Michael grinned. ‘I hadn’t either, when I went into it.’
She was quiet for a moment and then she said, ‘Why did you become a psychiatrist? Did you always want to be one?’
It was a question he was asked often.
‘I was always interested in biological things as a kid – I suppose partly from my father being a doctor. I did a degree in psychology, then realised that psychiatry is much more
biological. I’ve always been interested in people, in what makes us tick. Psychiatry is the natural combination of the two. I just wish the public image of psychiatry was better.’ He gave her a quizzical look.
‘I think the public image is good,’ she said. ‘In fact I’m getting more impressed with psychiatrists every moment.’
‘Actually, we’re pretty much at the bottom of the food chain in medicine. We’re the last resort for GPs, when all else fails. We’re just one rung above snake-oil salesmen.’
‘Are you angry with me, for what I told you I was doing with my documentary?’
‘Did you ever hear the saying that, when you have their balls in your hands, their hearts and minds will follow?’ he murmured.
Their eyes met again, explored each other and, as if in reply, she slid her head beneath the sheets, took his balls in her mouth and closed her lips around them.
Then she began to hum.
‘Open your present!’
She couldn’t sit still either! Spangles of April sunlight darted like fish in the deeps of her emerald eyes. ‘Go on, yes, open it, Tom-Tom, open it now! Happy birthday!’
She was even more excited than he was!
The folds of her silk dressing gown rustled as she sat, a Peter Stuyvesant cigarette burning in the ashtray, her blonde tresses shimmying; she was leaning across the table towards him.

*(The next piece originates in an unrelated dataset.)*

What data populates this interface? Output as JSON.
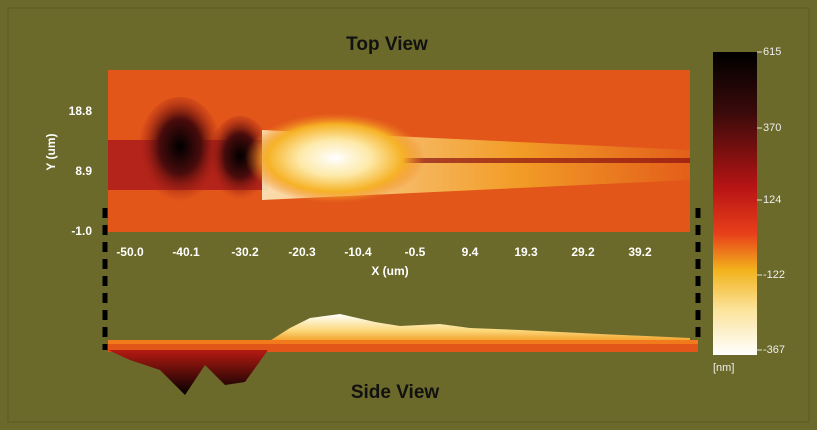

The present was for him, but he knew how much it meant to her that he liked it.
She was imploring him to like it!
And he knew how angry she would be if he did not.
Thomas always wore his best suit on his birthday, with a tie, a plain shirt and black shoes. He was sitting in these clothes now at the large table in the breakfast room, which overlooked the garden, secluded from neighbours by tall trees and dense, immaculately tended bushes and shrubs.
He liked to go out there, but it was only rarely that his mother gave him permission. She had explained many times the dangers. Bad people could be hiding in the shrubbery waiting to snatch him and take him away for ever. Sunlight corroded human skin. London air was unhealthy to breathe. There were insects that could bite or sting, animal faeces that could make him blind. Horrendous stuff came out of aeroplanes when they flushed their lavatories and just hung in the air, slowly dropping down on people.